Nixon warily booked prime time on NBC television on September 23 (to follow Milton Berle’s top-rated comedy show) to state his case. But even before his live address to some sixty million people, the ordeal had further strained their marriage and altered their partnership. “Pat became more estranged from the tumultuous world of politics, while Nixon grew to be even more the righteous, resentful gladiator, with the wounds of combat a price he was willing to pay. The contrast between their overachieving public personas and their complicated private feelings would become ever more dissonant over time,” Swift said.
16
Nevertheless, just before airtime, Nixon—never comfortable discussing his personal life, especially in public—wavered. “I don’t think I can do it,” he told Pat. She took him by the hand, led him onto the set that had been designed to look like a typical American living room, and said, simply, “Yes, you can.”

Throughout Nixon’s dramatic and defiant public defense of his actions and his explanation of how the fund had been set up and used, Pat sat stoically beside him, no more mobile than the furniture on the set. Some viewers might have assumed she had stage fright, but that certainly was not the case. She knew his political future was on the line. After all, before her marriage she had had some small parts in movies and did some stage acting as well. In this performance she knew her role was to remain silent, her eyes riveted on Nixon, and to do nothing to upstage him. After all, Nixon’s entire political future (as well as hers) was on the line. If he failed and was removed from the ticket, he would finish his one term as senator and it was highly unlikely he would be reelected.

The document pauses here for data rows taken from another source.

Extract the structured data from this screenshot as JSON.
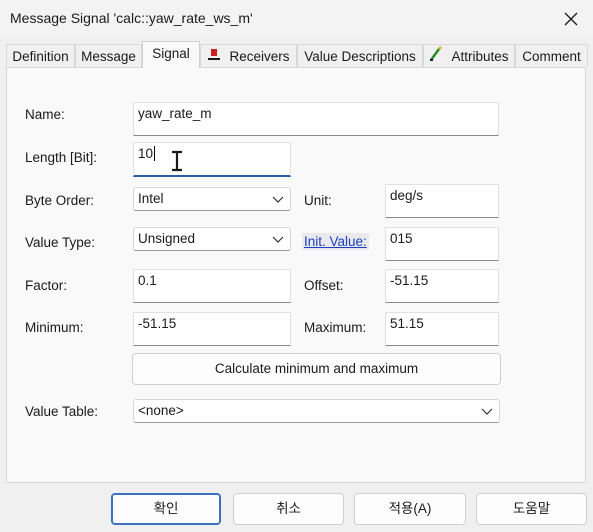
{
  "window": {
    "title": "Message Signal 'calc::yaw_rate_ws_m'"
  },
  "tabs": [
    {
      "label": "Definition",
      "icon": null
    },
    {
      "label": "Message",
      "icon": null
    },
    {
      "label": "Signal",
      "icon": null
    },
    {
      "label": "Receivers",
      "icon": "receiver-icon"
    },
    {
      "label": "Value Descriptions",
      "icon": null
    },
    {
      "label": "Attributes",
      "icon": "attributes-icon"
    },
    {
      "label": "Comment",
      "icon": null
    }
  ],
  "active_tab": "Signal",
  "form": {
    "name_label": "Name:",
    "name_value": "yaw_rate_m",
    "length_label": "Length [Bit]:",
    "length_value": "10",
    "byte_order_label": "Byte Order:",
    "byte_order_value": "Intel",
    "unit_label": "Unit:",
    "unit_value": "deg/s",
    "value_type_label": "Value Type:",
    "value_type_value": "Unsigned",
    "init_value_label": "Init. Value:",
    "init_value": "015",
    "factor_label": "Factor:",
    "factor_value": "0.1",
    "offset_label": "Offset:",
    "offset_value": "-51.15",
    "minimum_label": "Minimum:",
    "minimum_value": "-51.15",
    "maximum_label": "Maximum:",
    "maximum_value": "51.15",
    "calc_button": "Calculate minimum and maximum",
    "value_table_label": "Value Table:",
    "value_table_value": "<none>"
  },
  "buttons": {
    "ok": "확인",
    "cancel": "취소",
    "apply": "적용(A)",
    "help": "도움말"
  },
  "colors": {
    "link": "#1c3fbf",
    "focus_underline": "#2a5ea8",
    "default_button_border": "#3c6fc0"
  }
}
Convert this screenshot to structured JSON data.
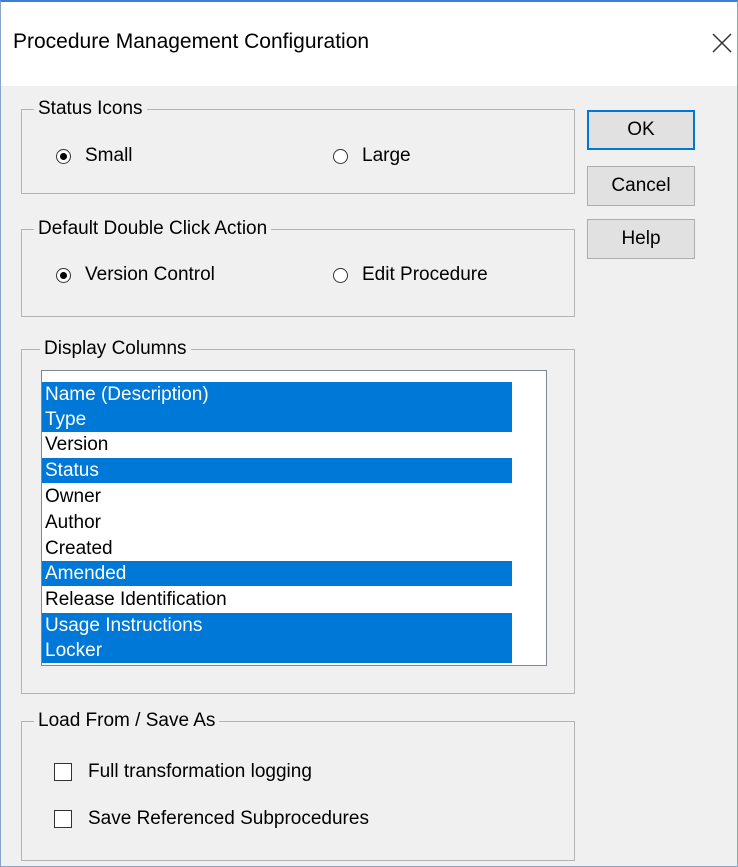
{
  "window": {
    "title": "Procedure Management Configuration"
  },
  "status_icons": {
    "legend": "Status Icons",
    "options": [
      {
        "label": "Small",
        "selected": true
      },
      {
        "label": "Large",
        "selected": false
      }
    ]
  },
  "double_click": {
    "legend": "Default Double Click Action",
    "options": [
      {
        "label": "Version Control",
        "selected": true
      },
      {
        "label": "Edit Procedure",
        "selected": false
      }
    ]
  },
  "display_columns": {
    "legend": "Display Columns",
    "items": [
      {
        "label": "Name (Description)",
        "selected": true
      },
      {
        "label": "Type",
        "selected": true
      },
      {
        "label": "Version",
        "selected": false
      },
      {
        "label": "Status",
        "selected": true
      },
      {
        "label": "Owner",
        "selected": false
      },
      {
        "label": "Author",
        "selected": false
      },
      {
        "label": "Created",
        "selected": false
      },
      {
        "label": "Amended",
        "selected": true
      },
      {
        "label": "Release Identification",
        "selected": false
      },
      {
        "label": "Usage Instructions",
        "selected": true
      },
      {
        "label": "Locker",
        "selected": true
      }
    ]
  },
  "load_save": {
    "legend": "Load From / Save As",
    "checkboxes": [
      {
        "label": "Full transformation logging",
        "checked": false
      },
      {
        "label": "Save Referenced Subprocedures",
        "checked": false
      }
    ]
  },
  "buttons": {
    "ok": "OK",
    "cancel": "Cancel",
    "help": "Help"
  },
  "colors": {
    "selection": "#0078d7",
    "window_border": "#3c7fd0",
    "dialog_bg": "#f0f0f0"
  }
}
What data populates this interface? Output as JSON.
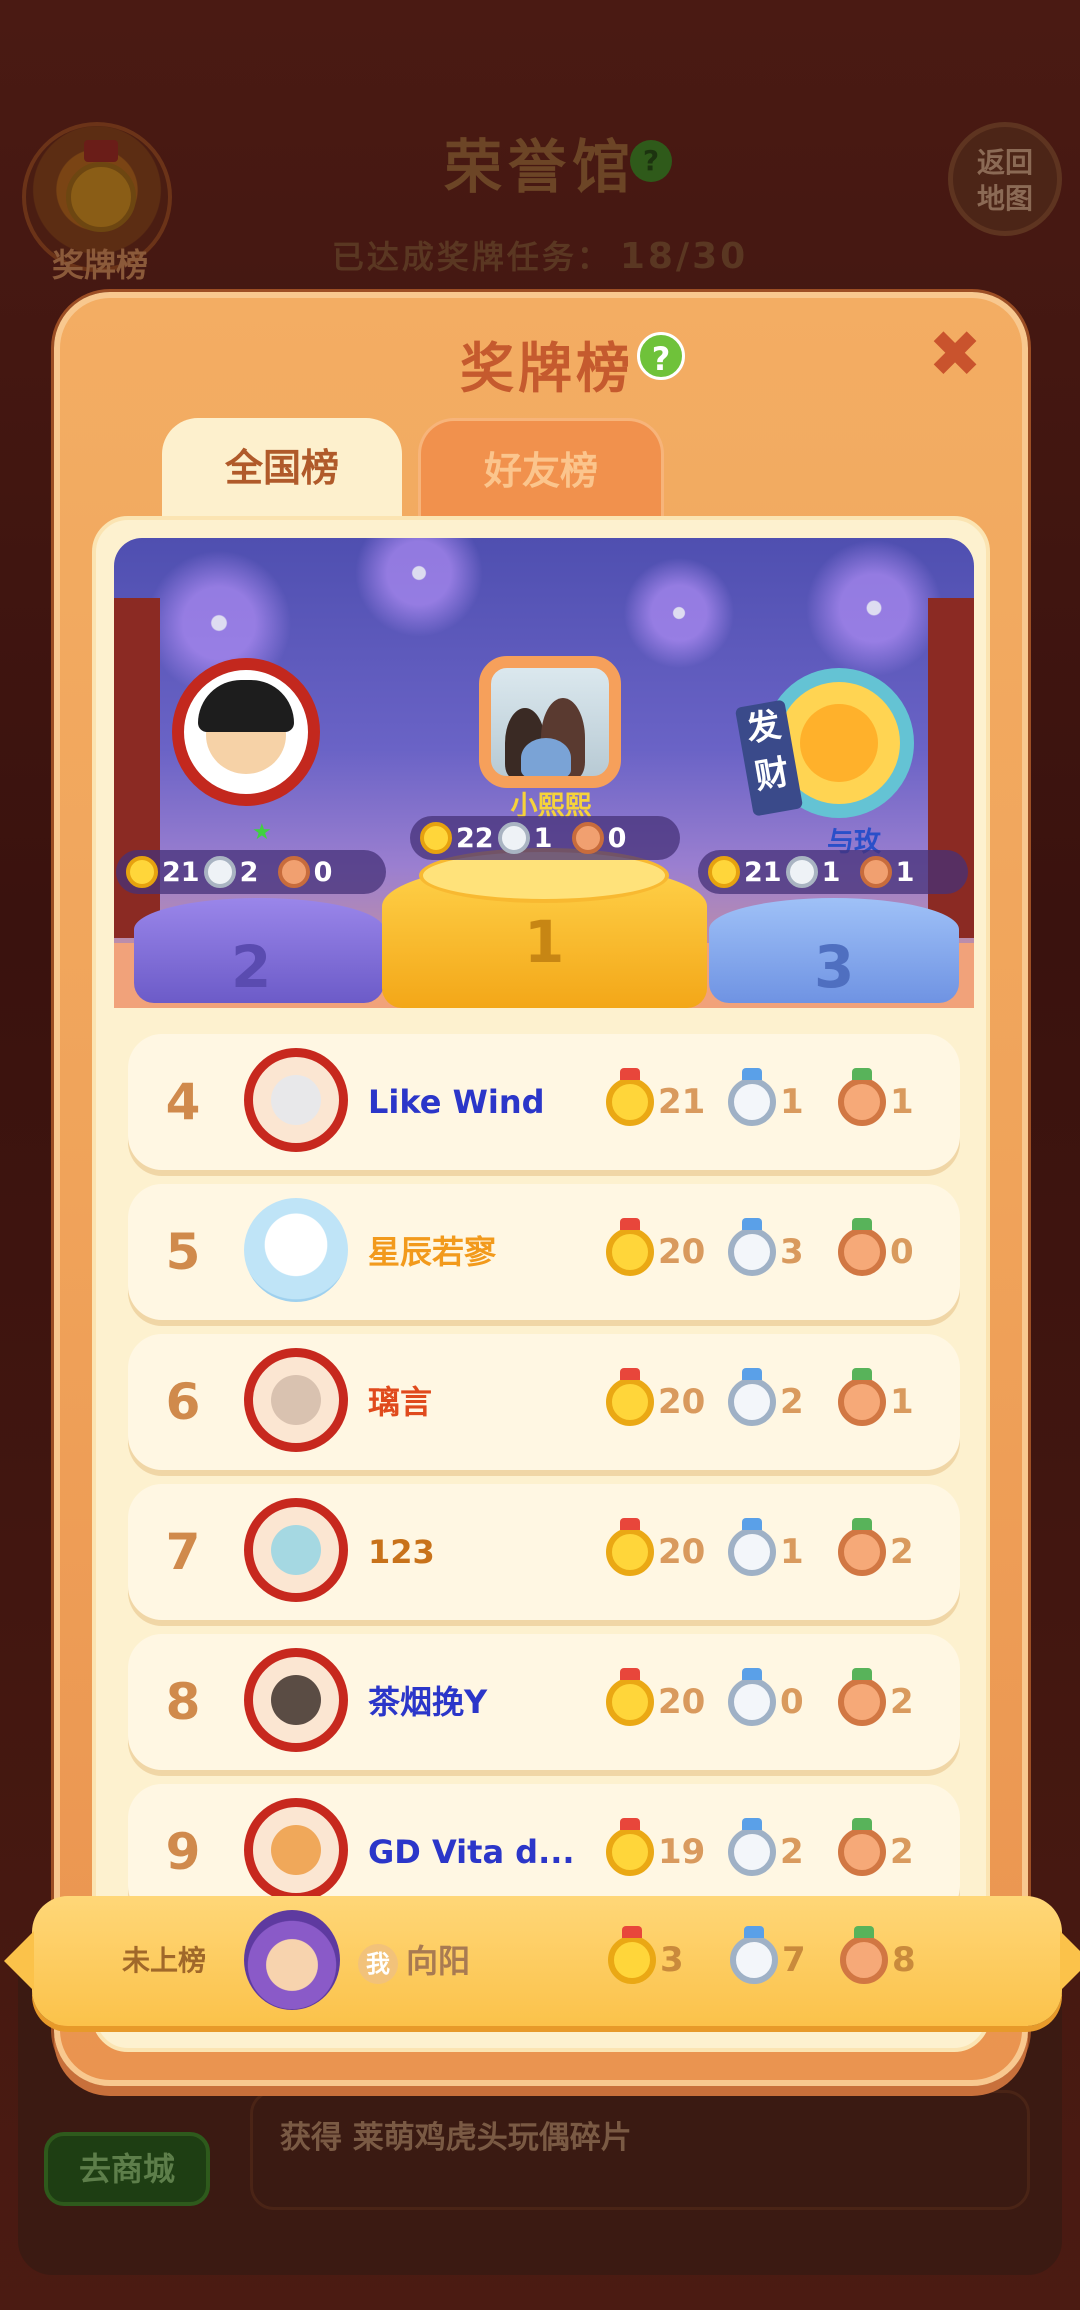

Looking directly into the camera, Nixon spoke of their modest home and middle-class upbringing. He extolled Pat’s frugality, noting that she didn’t have a mink coat, “she has a respectable Republican cloth coat and I always tell her she looks good in anything.” In the parlance of the sport he loved best, Nixon then tossed the winning touchdown when he admitted to having accepted one gift—a black and white cocker spaniel sent to his daughters that Tricia named Checkers. “And you know, like all kids, they loved the dog. And I just want to say this, right now, that regardless of what they say about it, we are going to keep it.” The so-called Checkers speech (a title Nixon came to dislike greatly) has gone down in history as not only having saved Nixon’s political career but also as one of his finest moments in public life. Even Mamie Eisenhower, watching the speech on TV with Ike, choked up with emotion.